Five Somali pirates, captured in last week’s military operation that freed a hijacked South Korean freighter, could face up to life in prison if they are brought here and convicted in local courts for committing robbery and wounding sailors under the South Korean law, government officials here said Wednesday.
The South Korean Navy commando last Friday killed eight pirates and captured five others during a mission to rescue the Samho Jewelry in the Arabian Sea, while saving all of the 21 seamen held hostage for a week. During the military operation, a 58-year-old Korean captain was shot in the stomach by the pirates and is now undergoing treatment at a hospital in Oman.
“Although it is too early to determine how the prosecution of the Somalis would be carried out, there will be no legal hurdle to indict and stand them in local courts under the South Korean criminal law,” said Kwon Jeong-hoon of the international criminal department at the Justice Ministry. “We have been reviewing overseas cases and jurisprudence to find possible charges against them.”
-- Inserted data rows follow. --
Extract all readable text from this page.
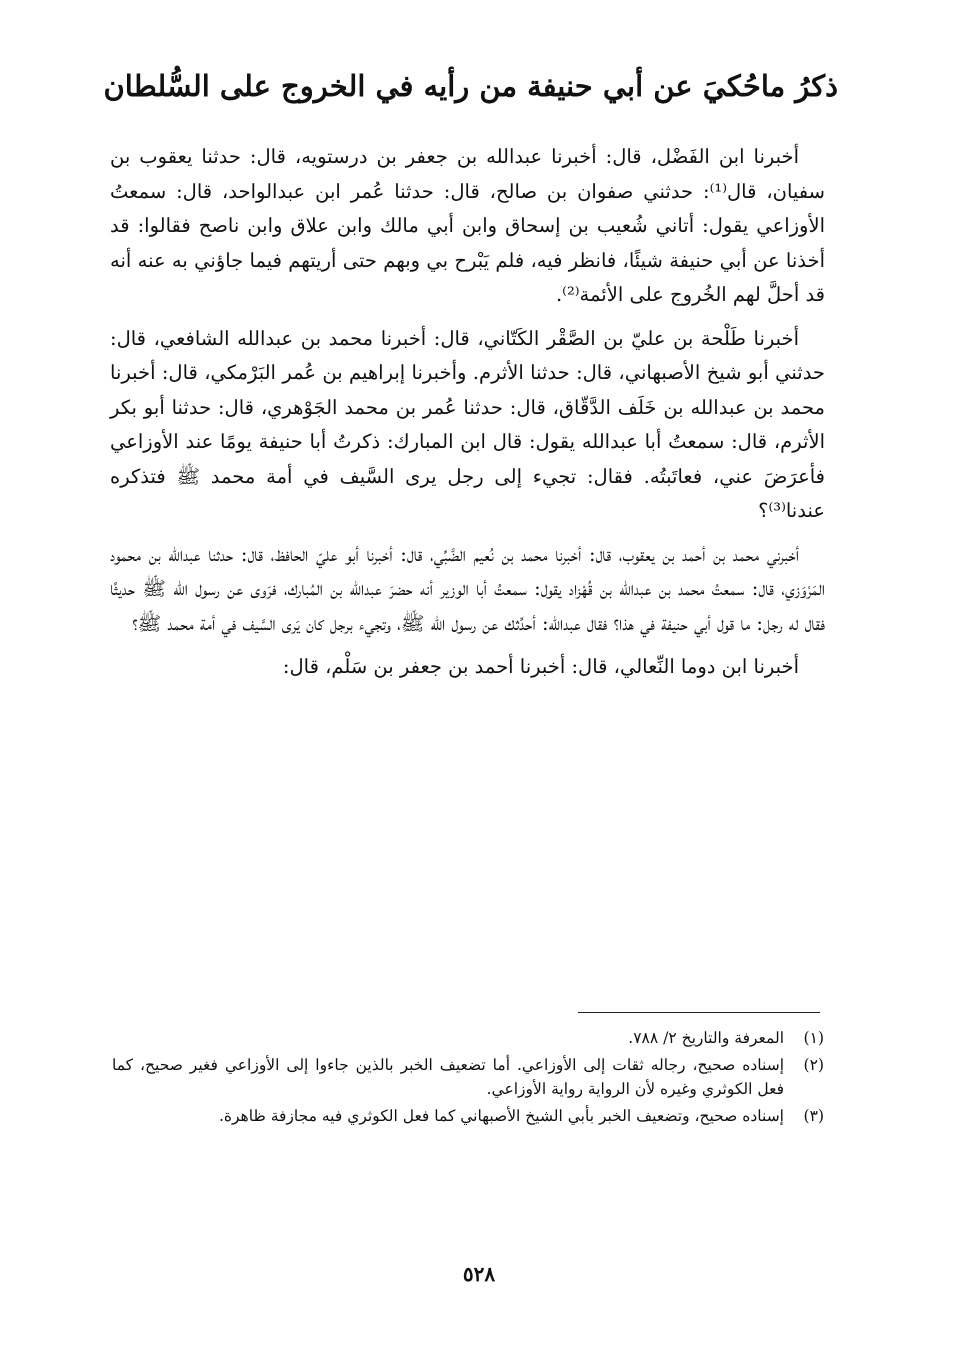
ذكرُ ماحُكيَ عن أبي حنيفة من رأيه في الخروج على السُّلطان

أخبرنا ابن الفَضْل، قال: أخبرنا عبدالله بن جعفر بن درستويه، قال: حدثنا يعقوب بن سفيان، قال⁽¹⁾: حدثني صفوان بن صالح، قال: حدثنا عُمر ابن عبدالواحد، قال: سمعتُ الأوزاعي يقول: أتاني شُعيب بن إسحاق وابن أبي مالك وابن علاق وابن ناصح فقالوا: قد أخذنا عن أبي حنيفة شيئًا، فانظر فيه، فلم يَبْرح بي وبهم حتى أريتهم فيما جاؤني به عنه أنه قد أحلَّ لهم الخُروج على الأئمة⁽²⁾.

أخبرنا طَلْحة بن عليّ بن الصَّقْر الكَتّاني، قال: أخبرنا محمد بن عبدالله الشافعي، قال: حدثني أبو شيخ الأصبهاني، قال: حدثنا الأثرم. وأخبرنا إبراهيم بن عُمر البَرْمكي، قال: أخبرنا محمد بن عبدالله بن خَلَف الدَّقّاق، قال: حدثنا عُمر بن محمد الجَوْهري، قال: حدثنا أبو بكر الأثرم، قال: سمعتُ أبا عبدالله يقول: قال ابن المبارك: ذكرتُ أبا حنيفة يومًا عند الأوزاعي فأعرَضَ عني، فعاتَبتُه. فقال: تجيء إلى رجل يرى السَّيف في أمة محمد ﷺ فتذكره عندنا⁽³⁾؟

أخبرني محمد بن أحمد بن يعقوب، قال: أخبرنا محمد بن نُعيم الضَّبِّي، قال: أخبرنا أبو عليّ الحافظ، قال: حدثنا عبدالله بن محمود المَرْوَزي، قال: سمعتُ محمد بن عبدالله بن قُهْزاد يقول: سمعتُ أبا الوزير أنه حضرَ عبدالله بن المُبارك، فرَوى عن رسول الله ﷺ حديثًا فقال له رجل: ما قول أبي حنيفة في هذا؟ فقال عبدالله: أحدِّثك عن رسول الله ﷺ، وتجيء برجل كان يَرى السَّيف في أمة محمد ﷺ؟

أخبرنا ابن دوما النِّعالي، قال: أخبرنا أحمد بن جعفر بن سَلْم، قال:

(١)
المعرفة والتاريخ ٢/ ٧٨٨.
(٢)
إسناده صحيح، رجاله ثقات إلى الأوزاعي. أما تضعيف الخبر بالذين جاءوا إلى الأوزاعي فغير صحيح، كما فعل الكوثري وغيره لأن الرواية رواية الأوزاعي.
(٣)
إسناده صحيح، وتضعيف الخبر بأبي الشيخ الأصبهاني كما فعل الكوثري فيه مجازفة ظاهرة.
٥٢٨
South Korean courts have jurisdiction of foreigners who commit crimes against its citizens overseas. Under the current offshore robbery laws, those who hijack or break into others’ freights can face anywhere from seven years up to life in jail, with three-year aggravated terms if they injure sailors.
After the freed ship and the captured pirates arrive in South Korea, regional maritime police office in the southern port city of Busan, where the cargo ship company is located, will likely investigate them and send the case to the local prosecutors’ office for an indictment, officials noted.
Prosecutors said they are considering requesting a warrant to arrest the pirates for the probe.
Public prosecutors under the Korean legal system will make the decision on whether to press charges.